These are the terms in which the great poet explains the matter. The less poet—or, rather, man of modern wit and breeding, without superior poetical power—thus puts the affair into dignified language:

Then emulous the royal robes they lave,
And plunge the vestures in the cleansing wave,
(The vestures cleansed o'erspread the shelly sand,
Their snowy lustre whitens all the strand.)
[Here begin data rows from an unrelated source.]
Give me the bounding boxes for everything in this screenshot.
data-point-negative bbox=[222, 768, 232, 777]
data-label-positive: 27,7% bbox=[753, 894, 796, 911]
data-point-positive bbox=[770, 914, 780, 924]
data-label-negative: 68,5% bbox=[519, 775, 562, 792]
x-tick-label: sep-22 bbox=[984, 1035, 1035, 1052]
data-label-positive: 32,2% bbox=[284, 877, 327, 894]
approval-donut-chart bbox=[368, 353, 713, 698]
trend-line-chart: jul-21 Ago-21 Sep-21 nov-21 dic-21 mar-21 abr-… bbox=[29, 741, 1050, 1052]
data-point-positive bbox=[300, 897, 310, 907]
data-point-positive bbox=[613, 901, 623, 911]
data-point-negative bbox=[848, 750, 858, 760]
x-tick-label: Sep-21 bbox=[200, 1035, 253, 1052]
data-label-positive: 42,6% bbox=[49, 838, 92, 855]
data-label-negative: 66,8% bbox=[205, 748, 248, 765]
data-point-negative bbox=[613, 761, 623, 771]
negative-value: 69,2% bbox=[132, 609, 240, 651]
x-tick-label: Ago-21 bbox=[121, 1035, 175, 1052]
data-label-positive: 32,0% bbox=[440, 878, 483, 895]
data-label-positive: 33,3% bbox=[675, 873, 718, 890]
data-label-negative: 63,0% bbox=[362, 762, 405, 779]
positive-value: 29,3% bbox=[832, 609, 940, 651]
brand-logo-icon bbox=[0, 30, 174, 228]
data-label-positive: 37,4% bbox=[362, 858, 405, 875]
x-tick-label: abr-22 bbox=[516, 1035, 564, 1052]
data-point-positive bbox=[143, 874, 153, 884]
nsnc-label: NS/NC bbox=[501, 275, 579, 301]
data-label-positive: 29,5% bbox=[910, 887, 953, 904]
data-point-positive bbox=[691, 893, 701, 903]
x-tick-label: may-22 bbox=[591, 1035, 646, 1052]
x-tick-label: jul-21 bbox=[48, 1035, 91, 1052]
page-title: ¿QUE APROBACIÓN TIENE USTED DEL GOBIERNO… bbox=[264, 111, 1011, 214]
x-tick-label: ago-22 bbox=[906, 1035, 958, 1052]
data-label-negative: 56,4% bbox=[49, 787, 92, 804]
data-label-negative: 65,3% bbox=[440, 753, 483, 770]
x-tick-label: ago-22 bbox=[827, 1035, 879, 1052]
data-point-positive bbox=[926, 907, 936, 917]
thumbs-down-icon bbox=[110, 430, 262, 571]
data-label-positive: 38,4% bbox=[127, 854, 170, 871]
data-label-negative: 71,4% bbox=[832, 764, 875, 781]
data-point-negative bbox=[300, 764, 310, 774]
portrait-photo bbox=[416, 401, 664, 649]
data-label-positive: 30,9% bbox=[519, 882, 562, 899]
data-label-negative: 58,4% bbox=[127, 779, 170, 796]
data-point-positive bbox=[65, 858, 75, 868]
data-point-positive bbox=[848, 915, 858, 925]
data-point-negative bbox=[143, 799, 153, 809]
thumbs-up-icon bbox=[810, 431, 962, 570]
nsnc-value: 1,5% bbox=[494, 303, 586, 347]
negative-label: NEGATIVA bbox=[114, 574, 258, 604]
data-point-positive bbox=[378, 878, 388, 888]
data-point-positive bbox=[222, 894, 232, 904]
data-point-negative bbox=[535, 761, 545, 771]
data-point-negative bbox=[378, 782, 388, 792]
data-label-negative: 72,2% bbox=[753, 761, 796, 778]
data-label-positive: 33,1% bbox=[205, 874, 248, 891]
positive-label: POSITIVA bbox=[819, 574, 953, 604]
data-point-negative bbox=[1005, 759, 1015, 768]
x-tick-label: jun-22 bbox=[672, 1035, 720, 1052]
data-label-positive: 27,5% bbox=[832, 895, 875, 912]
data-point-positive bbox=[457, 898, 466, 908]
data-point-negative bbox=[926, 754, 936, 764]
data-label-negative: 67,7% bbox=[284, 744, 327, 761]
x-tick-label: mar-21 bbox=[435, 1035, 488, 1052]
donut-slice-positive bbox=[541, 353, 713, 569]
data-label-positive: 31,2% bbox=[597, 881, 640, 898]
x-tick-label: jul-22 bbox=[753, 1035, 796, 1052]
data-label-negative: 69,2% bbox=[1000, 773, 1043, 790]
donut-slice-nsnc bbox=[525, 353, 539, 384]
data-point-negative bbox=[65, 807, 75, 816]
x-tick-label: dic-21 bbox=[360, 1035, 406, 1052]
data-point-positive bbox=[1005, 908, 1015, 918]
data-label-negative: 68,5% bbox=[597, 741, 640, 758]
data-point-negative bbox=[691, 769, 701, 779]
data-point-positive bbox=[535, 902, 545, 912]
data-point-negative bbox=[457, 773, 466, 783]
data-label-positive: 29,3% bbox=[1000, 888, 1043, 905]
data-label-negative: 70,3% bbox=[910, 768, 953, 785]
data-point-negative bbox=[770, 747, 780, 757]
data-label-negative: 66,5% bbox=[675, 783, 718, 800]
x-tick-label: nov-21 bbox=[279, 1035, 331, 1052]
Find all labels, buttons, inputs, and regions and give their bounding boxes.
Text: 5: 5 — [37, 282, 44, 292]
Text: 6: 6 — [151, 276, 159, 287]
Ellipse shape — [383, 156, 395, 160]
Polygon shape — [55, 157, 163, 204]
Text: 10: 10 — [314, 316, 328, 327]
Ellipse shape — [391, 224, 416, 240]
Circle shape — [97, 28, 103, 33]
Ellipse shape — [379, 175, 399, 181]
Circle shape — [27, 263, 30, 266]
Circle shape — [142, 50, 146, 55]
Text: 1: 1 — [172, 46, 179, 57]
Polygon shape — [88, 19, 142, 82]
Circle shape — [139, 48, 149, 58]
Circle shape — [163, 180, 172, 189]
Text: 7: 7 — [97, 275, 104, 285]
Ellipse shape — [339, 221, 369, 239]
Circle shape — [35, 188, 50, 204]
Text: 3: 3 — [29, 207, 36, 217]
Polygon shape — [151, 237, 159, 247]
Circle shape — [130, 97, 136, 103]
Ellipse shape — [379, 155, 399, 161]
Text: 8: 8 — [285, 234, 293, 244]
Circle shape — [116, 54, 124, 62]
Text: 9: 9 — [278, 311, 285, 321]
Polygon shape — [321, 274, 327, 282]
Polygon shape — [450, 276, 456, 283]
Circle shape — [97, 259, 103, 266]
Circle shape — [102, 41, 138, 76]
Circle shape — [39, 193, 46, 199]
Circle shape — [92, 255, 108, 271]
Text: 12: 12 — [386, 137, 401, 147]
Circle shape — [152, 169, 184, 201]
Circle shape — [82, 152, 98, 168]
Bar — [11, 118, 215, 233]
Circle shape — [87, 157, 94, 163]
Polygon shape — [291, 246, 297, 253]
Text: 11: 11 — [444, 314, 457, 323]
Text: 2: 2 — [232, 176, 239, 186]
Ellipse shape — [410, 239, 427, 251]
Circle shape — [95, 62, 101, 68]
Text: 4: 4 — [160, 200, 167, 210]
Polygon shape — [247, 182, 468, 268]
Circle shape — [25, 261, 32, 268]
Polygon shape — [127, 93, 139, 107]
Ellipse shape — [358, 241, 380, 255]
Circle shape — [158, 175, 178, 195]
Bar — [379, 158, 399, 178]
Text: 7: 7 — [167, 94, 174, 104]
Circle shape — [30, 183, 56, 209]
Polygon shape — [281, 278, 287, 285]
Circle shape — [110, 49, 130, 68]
Now, to my mind, Homer's language is by far the most poetical of the two—is, in fact, the only poetical language possible in the matter. Whether it was desirable to give any account of this, or anything else, depends wholly on the relation of the passage to the rest of the poem, and you could only show Mr. Patmore's glance into the servant's room to be ridiculous by proving the mother's mind, which it illustrates, to be ridiculous. Similarly, if you were to take one of Mr. George Richmond's perfectest modern portraits, and give a little separate engraving of a bit of the neck-tie or coat-lappet, you might easily demonstrate a very prosaic character either in the riband-end or the button-hole. But the only real question respecting them is their relation to the face, and the degree in which they help to express the character of the wearer. What the real relations of the parts are in the poem in question only a thoughtful and sensitive reader will discover. The poem is not meant for a song, or calculated for an hour's amusement; it is, as I said, to the best of my belief, a finished and tender work of very noble art. Whatever on this head may be the final judgment of the public, I am bound, for my own part, to express my obligation to Mr. Patmore, as one of my severest models and tutors in use of English, and my respect for him as one of the truest and tenderest thinkers who have ever illustrated the most important, because commonest, states of noble human life.[156]

I remain, Sir, yours, etc.,
J. Ruskin.
Denmark Hill.

FOOTNOTES:

[154] The tone of the criticism is sufficiently explained in this letter.

[155] See Homer, Odyssey, vi. 90.

Εἵματα χερσὶν ἕλοντο καὶ ἐσφόρεον μέλαν ὕδωρ,
Στεῖβον δ' ἐν βόθροισι θοῶς ἔριδα προφέρουσαι.
Αὐτὰρ ἐπεὶ πλῦνάν τε κάθηράν τε ῥύπα πάντα,
Ἑξείης πέτασαν παρὰ θῖν' ἁλὸς, ἧχι μάλιστα
Λάϊγγας ποτὶ χέρσον ἀποπλύνεσκε θάλασσα.

The verse translation of this passage given in the letter is from Pope's Odyssey.